Jeno şaşkınlıkla bana baktığında hafifçe gülümsedim ona. Gözleri tekrar dolmuştu, ne yapacağını şaşırmış gibi duruyordu. Onun bu hâline dayanamayıp zayıf bedenini kendime çektim, sıkıca sarıldım. Nasıl da güzel kokuyordu...

"Teşekkür ederim," derken sesim titredi. "Gerçekten teşekkür ederim."

Ben ağladım, Jeno ise hiçbir şey yapmadı. Yalnızca kollarını doladı boynuma, sakinleşmemi bekledi.

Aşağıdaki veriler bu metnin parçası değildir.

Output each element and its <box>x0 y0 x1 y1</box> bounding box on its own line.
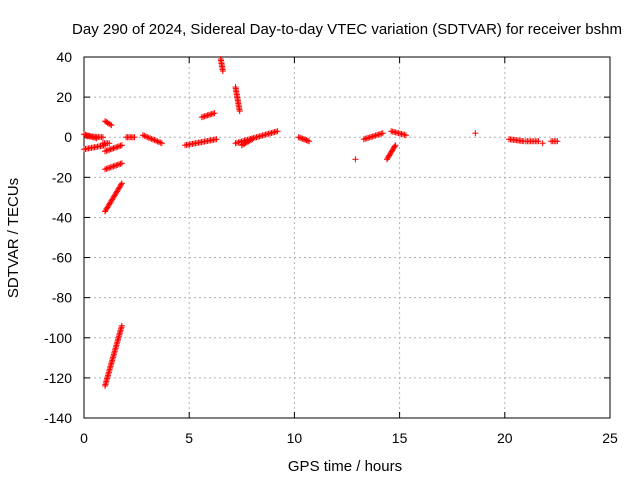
data-point <box>352 156 359 163</box>
data-point <box>391 143 398 150</box>
data-point <box>392 142 399 149</box>
data-point <box>99 134 106 141</box>
data-point <box>118 160 125 167</box>
data-point <box>236 108 243 115</box>
data-point <box>298 135 305 142</box>
data-point <box>109 145 116 152</box>
data-point <box>106 164 113 171</box>
data-point <box>116 143 123 150</box>
data-point <box>107 146 114 153</box>
data-point <box>472 130 479 137</box>
data-point <box>118 322 125 329</box>
y-tick-label: -140 <box>44 410 72 426</box>
data-point <box>102 148 109 155</box>
data-point <box>145 134 152 141</box>
data-point <box>303 137 310 144</box>
y-tick-label: -100 <box>44 330 72 346</box>
data-point <box>113 162 120 169</box>
plot-frame <box>83 56 611 419</box>
data-point <box>302 136 309 143</box>
y-tick-label: -60 <box>52 250 72 266</box>
data-point <box>110 145 117 152</box>
x-tick-label: 5 <box>185 430 193 446</box>
data-point <box>111 144 118 151</box>
data-point <box>379 130 386 137</box>
data-point <box>211 110 218 117</box>
x-tick-label: 0 <box>80 430 88 446</box>
data-point <box>295 134 302 141</box>
data-point <box>103 147 110 154</box>
data-point <box>248 136 255 143</box>
data-point <box>274 128 281 135</box>
data-point <box>114 161 121 168</box>
data-point <box>157 139 164 146</box>
data-point <box>104 165 111 172</box>
axis-ticks <box>83 56 611 419</box>
data-point <box>117 160 124 167</box>
y-tick-label: 0 <box>64 129 72 145</box>
x-tick-labels: 0 5 10 15 20 25 <box>80 430 618 446</box>
data-point <box>139 132 146 139</box>
data-point <box>554 138 561 145</box>
data-point <box>147 135 154 142</box>
data-point <box>104 147 111 154</box>
data-point <box>299 135 306 142</box>
x-axis-label: GPS time / hours <box>288 458 402 475</box>
data-point <box>306 138 313 145</box>
data-point <box>118 181 125 188</box>
data-point <box>153 137 160 144</box>
data-point <box>106 146 113 153</box>
data-point <box>103 165 110 172</box>
data-point <box>117 142 124 149</box>
y-tick-labels: -140 -120 -100 -80 -60 -40 -20 0 20 40 <box>44 49 72 426</box>
data-point <box>110 163 117 170</box>
data-point <box>107 164 114 171</box>
data-point <box>300 136 307 143</box>
data-point <box>114 143 121 150</box>
data-point <box>158 140 165 147</box>
data-point <box>150 136 157 143</box>
chart-title: Day 290 of 2024, Sidereal Day-to-day VTE… <box>72 21 622 38</box>
data-points <box>81 56 561 389</box>
data-point <box>213 136 220 143</box>
data-point <box>249 136 256 143</box>
x-tick-label: 20 <box>497 430 513 446</box>
data-point <box>142 133 149 140</box>
x-tick-label: 15 <box>392 430 408 446</box>
y-tick-label: 40 <box>56 49 72 65</box>
data-point <box>304 137 311 144</box>
grid-lines <box>84 57 610 418</box>
data-point <box>108 122 115 129</box>
y-axis-label: SDTVAR / TECUs <box>5 178 22 298</box>
data-point <box>118 180 125 187</box>
data-point <box>106 140 113 147</box>
data-point <box>116 161 123 168</box>
data-point <box>113 144 120 151</box>
data-point <box>154 138 161 145</box>
x-tick-label: 10 <box>287 430 303 446</box>
data-point <box>107 121 114 128</box>
data-point <box>539 140 546 147</box>
data-point <box>148 135 155 142</box>
data-point <box>131 134 138 141</box>
data-point <box>151 137 158 144</box>
y-tick-label: -120 <box>44 370 72 386</box>
data-point <box>219 68 226 75</box>
y-tick-label: 20 <box>56 89 72 105</box>
data-point <box>102 166 109 173</box>
data-point <box>155 139 162 146</box>
x-tick-label: 25 <box>602 430 618 446</box>
data-point <box>111 162 118 169</box>
data-point <box>141 132 148 139</box>
data-point <box>296 134 303 141</box>
y-tick-label: -80 <box>52 290 72 306</box>
data-point <box>118 142 125 149</box>
data-point <box>109 163 116 170</box>
data-point <box>535 138 542 145</box>
y-tick-label: -40 <box>52 209 72 225</box>
data-point <box>402 132 409 139</box>
y-tick-label: -20 <box>52 169 72 185</box>
data-point <box>144 134 151 141</box>
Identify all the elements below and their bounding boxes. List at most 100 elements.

O hâlde ne kadar ağladığımı bilmiyorum, hoş, neden ağladığımı da. Ama iyi gelmişti çiçek kokusu ve narin kolların arasında kalmak.

Bir süre sonra geri çekildim, büyük ihtimal suratım şişmişti ama önemli değildi. Jeno'nun sevimli tebessümü tüm acılarımı unutturdu.

"Görmek ister misin?" diye mırıldandım elimi pantolonuma götürürken.

Jeno ise bir anda kıpkırmızı kesilen yüzünü eğmiş, mırıldanmıştı. "N-Neyi..?"

"Yara izimi, şapşal."

Bir an afalladığını gördüm, meraklı gözlerini bana dikip birkaç kere kırpıştırdığında kalbim teklemişti. Tipe bak... Şirin bir domatese benziyorsun Lee Jeno, bu kadar şirin olman kalbe zarar!

"Görebilir miyim?"

"Elbette," diyip pantolonumun paçasını biraz kıvırdım yukarı. Ayak bileğimin biraz üstünden dizimin arkasına kadar uzanan çirkin, eski bir yara izi...

Jeno'nun tereddütle yara izine dokunuşunu izledim bir süre. Canımın acımadığını sonunda anladığında rahatlayarak geri çekilmiş, sevimlice gülümsemişti bana.

"Bende de buna benzer bir yara izi var. Eğer olur da, bir gün yakınlaşabilirsek... Gösteririm, Jaemin-ah."